Monoclonal Antibody-Based Antivenoms
The Scientific Research partnership for Neglected Tropical Snakebite (SRPNTS) programme aims to discover and pre-clinically validate the venom-neutralizing efficacy of a series of toxin-specific human/humanized monoclonal antibodies (HmAbs) as next-generation snakebite therapies (NGSTs). The expected outcomes and long-term impact of this work for disadvantaged tropical snakebite victims will be increased availability and uptake of effective, affordable and accessible snakebite therapies with universal (or continent-wide) efficacy against multiple snakes, especially in LMICs
Antivenom for Treating Local Tissue Pathology
Envenoming by many snakes causes extensive tissue death (necrosis). Antivenom is administered intravenously to treat systemic envenoming but antibodies are too large (~150 kDa) to rapidly cross the blood/tissue barrier to neutralise the venom toxins responsible for causing necrosis. Surgical debridement or amputation of the affected tissue is therefore performed to prevent spread of life-threatening gangrene. This problem is so commonplace that 8,000 amputations are performed on snakebite victims every year in Africa alone. We were the first to demonstrate that the uniquely small parts of camelid antibodies (IgG VHH) provide the most dose-effective immunotherapy ever developed against the local tissue-destructive and systemic effects of snake venom. The research challenge is to modify this novel experimental result into a venom-necrosis therapy for Africa that is affordable, stable at room temperatures and easily applied as an immediate First Aid tool.

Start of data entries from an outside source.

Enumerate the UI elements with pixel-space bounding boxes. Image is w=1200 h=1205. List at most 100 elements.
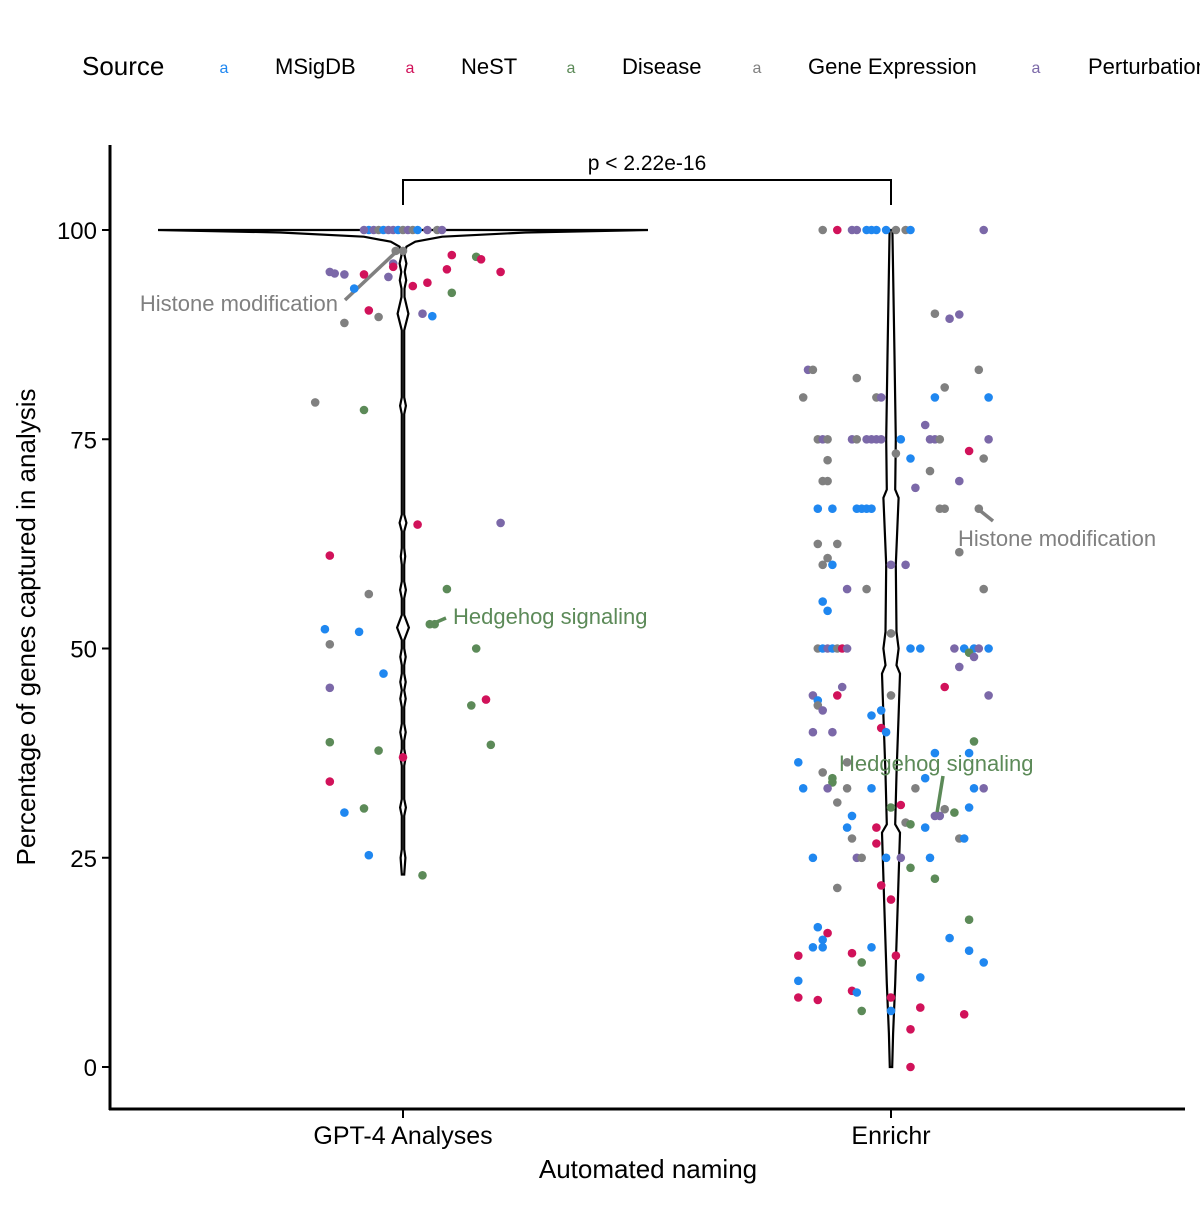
- point-enrichr-perturbation: [896, 853, 906, 863]
- point-enrichr-msigdb: [823, 606, 832, 616]
- point-gpt-4-analyses-nest: [476, 254, 486, 264]
- point-gpt-4-analyses-msigdb: [354, 627, 364, 637]
- point-enrichr-msigdb: [881, 225, 891, 235]
- point-enrichr-msigdb: [828, 504, 837, 513]
- point-enrichr-msigdb: [916, 644, 925, 653]
- point-gpt-4-analyses-gene-expression: [325, 640, 335, 649]
- point-enrichr-gene-expression: [935, 435, 945, 444]
- point-enrichr-msigdb: [969, 784, 979, 793]
- legend-entries: a MSigDB a NeST a Disease a Gene Expression a Per…: [220, 54, 1200, 79]
- point-gpt-4-analyses-gene-expression: [340, 318, 349, 328]
- comparison-bracket: p < 2.22e-16: [402, 152, 892, 205]
- point-enrichr-nest: [964, 446, 974, 456]
- y-tick-label: 0: [84, 1055, 97, 1082]
- point-enrichr-msigdb: [813, 504, 823, 513]
- legend-label-nest: NeST: [461, 54, 517, 79]
- point-enrichr-msigdb: [867, 504, 876, 513]
- point-enrichr-gene-expression: [823, 435, 832, 444]
- point-gpt-4-analyses-disease: [447, 288, 457, 298]
- x-axis-label: Automated naming: [539, 1154, 757, 1184]
- point-gpt-4-analyses-disease: [359, 804, 369, 813]
- point-enrichr-gene-expression: [891, 225, 901, 235]
- point-enrichr-msigdb: [794, 758, 803, 767]
- point-gpt-4-analyses-nest: [359, 270, 369, 279]
- point-enrichr-msigdb: [945, 933, 954, 943]
- point-enrichr-disease: [969, 737, 979, 746]
- x-tick-label-enrichr: Enrichr: [851, 1122, 930, 1150]
- point-enrichr-gene-expression: [979, 584, 988, 594]
- point-gpt-4-analyses-nest: [442, 265, 452, 274]
- point-enrichr-msigdb: [906, 644, 915, 653]
- comparison-bracket-line: [402, 179, 892, 205]
- point-enrichr-perturbation: [930, 811, 940, 821]
- point-enrichr-msigdb: [818, 943, 827, 952]
- point-enrichr-gene-expression: [852, 373, 862, 383]
- point-enrichr-perturbation: [808, 727, 818, 737]
- point-enrichr-msigdb: [964, 748, 974, 758]
- point-enrichr-msigdb: [916, 973, 925, 982]
- point-enrichr-msigdb: [872, 225, 881, 235]
- legend-item-nest: a NeST: [406, 54, 518, 79]
- point-enrichr-msigdb: [798, 784, 808, 793]
- legend-item-gene-expression: a Gene Expression: [753, 54, 977, 79]
- point-enrichr-nest: [906, 1062, 915, 1072]
- point-enrichr-nest: [813, 995, 823, 1005]
- annotations: Histone modification Hedgehog signaling Hi…: [140, 251, 1156, 814]
- point-enrichr-gene-expression: [833, 883, 842, 893]
- point-enrichr-gene-expression: [798, 393, 808, 402]
- point-enrichr-perturbation: [876, 393, 886, 402]
- point-enrichr-gene-expression: [813, 539, 823, 549]
- axes: 0 25 50 75 100 GPT-4 Analyses Enrichr Automat…: [11, 145, 1185, 1184]
- point-enrichr-msigdb: [886, 1006, 896, 1016]
- point-enrichr-perturbation: [852, 225, 862, 235]
- point-gpt-4-analyses-msigdb: [364, 850, 374, 860]
- point-enrichr-perturbation: [828, 727, 837, 737]
- point-enrichr-disease: [950, 808, 959, 817]
- x-tick-label-gpt-4-analyses: GPT-4 Analyses: [313, 1122, 492, 1150]
- legend-key-disease: a: [567, 60, 576, 77]
- point-gpt-4-analyses-perturbation: [330, 269, 340, 278]
- point-enrichr-perturbation: [984, 691, 993, 700]
- point-gpt-4-analyses-nest: [325, 551, 335, 560]
- point-gpt-4-analyses-nest: [413, 520, 422, 529]
- point-enrichr-msigdb: [842, 823, 852, 832]
- point-enrichr-gene-expression: [940, 504, 949, 513]
- annotation-histone-modification-enrichr: Histone modification: [958, 507, 1156, 551]
- point-enrichr-gene-expression: [818, 560, 827, 570]
- legend-item-msigdb: a MSigDB: [220, 54, 356, 79]
- legend-label-perturbation: Perturbation: [1088, 54, 1200, 79]
- point-enrichr-msigdb: [818, 597, 827, 606]
- point-gpt-4-analyses-nest: [398, 753, 408, 762]
- point-enrichr-gene-expression: [833, 539, 842, 549]
- point-enrichr-msigdb: [984, 644, 993, 653]
- point-enrichr-msigdb: [867, 711, 876, 720]
- point-enrichr-nest: [876, 881, 886, 890]
- point-enrichr-msigdb: [896, 435, 906, 444]
- point-enrichr-msigdb: [979, 958, 988, 967]
- annotation-label: Histone modification: [958, 526, 1156, 551]
- point-enrichr-msigdb: [964, 946, 974, 955]
- point-gpt-4-analyses-msigdb: [379, 669, 388, 678]
- point-enrichr-perturbation: [837, 682, 847, 692]
- legend-item-disease: a Disease: [567, 54, 702, 79]
- y-axis-ticks: 0 25 50 75 100: [57, 218, 110, 1082]
- point-enrichr-msigdb: [920, 773, 930, 783]
- point-enrichr-nest: [823, 928, 832, 938]
- point-enrichr-gene-expression: [911, 784, 920, 793]
- point-enrichr-gene-expression: [930, 309, 940, 319]
- point-enrichr-perturbation: [901, 560, 910, 570]
- point-enrichr-msigdb: [920, 823, 930, 832]
- point-enrichr-msigdb: [959, 834, 969, 843]
- point-enrichr-perturbation: [969, 652, 979, 662]
- point-enrichr-perturbation: [945, 314, 954, 324]
- point-enrichr-nest: [959, 1010, 969, 1019]
- point-enrichr-gene-expression: [891, 449, 901, 458]
- point-enrichr-gene-expression: [886, 691, 896, 700]
- point-enrichr-gene-expression: [823, 553, 832, 563]
- point-gpt-4-analyses-msigdb: [349, 284, 359, 293]
- point-gpt-4-analyses-gene-expression: [398, 246, 408, 256]
- point-gpt-4-analyses-msigdb: [413, 225, 422, 235]
- point-enrichr-msigdb: [808, 943, 818, 952]
- y-tick-label: 100: [57, 218, 97, 245]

Small Molecule Toxin inhibitors
We are currently researching the use of small molecule-based toxin inhibitors as rapid pre-hospital interventions to reduce the severity of snakebite envenoming. In the long term, we hope that this research will meet the need for effective, rapid, safe and affordable field-based interventions for snakebite. Using a repurposed medicines approach, we have investigated the potential utility of licensed drugs approved for use in other conditions and those that have been demonstrated to be safe in human clinical trials, as potential snakebite treatments. These studies have demonstrated the exciting potential utility of the oral licensed metal chelator DMPS against haemotoxic saw-scaled viper venoms, and that combinations of small molecule toxin inhibitors against different venom toxin classes provide geographically-wide neutralisation of venom lethality against haemotoxic snakes from Africa, Asia and Central America. While these early lead candidates continue to progress down the translational pathway, we are simultaneously applying in-house high throughput screening (HTS) assays for the discovery of novel toxin inhibitors via a traditional drug discovery route, and in collaboration with our commercial partners.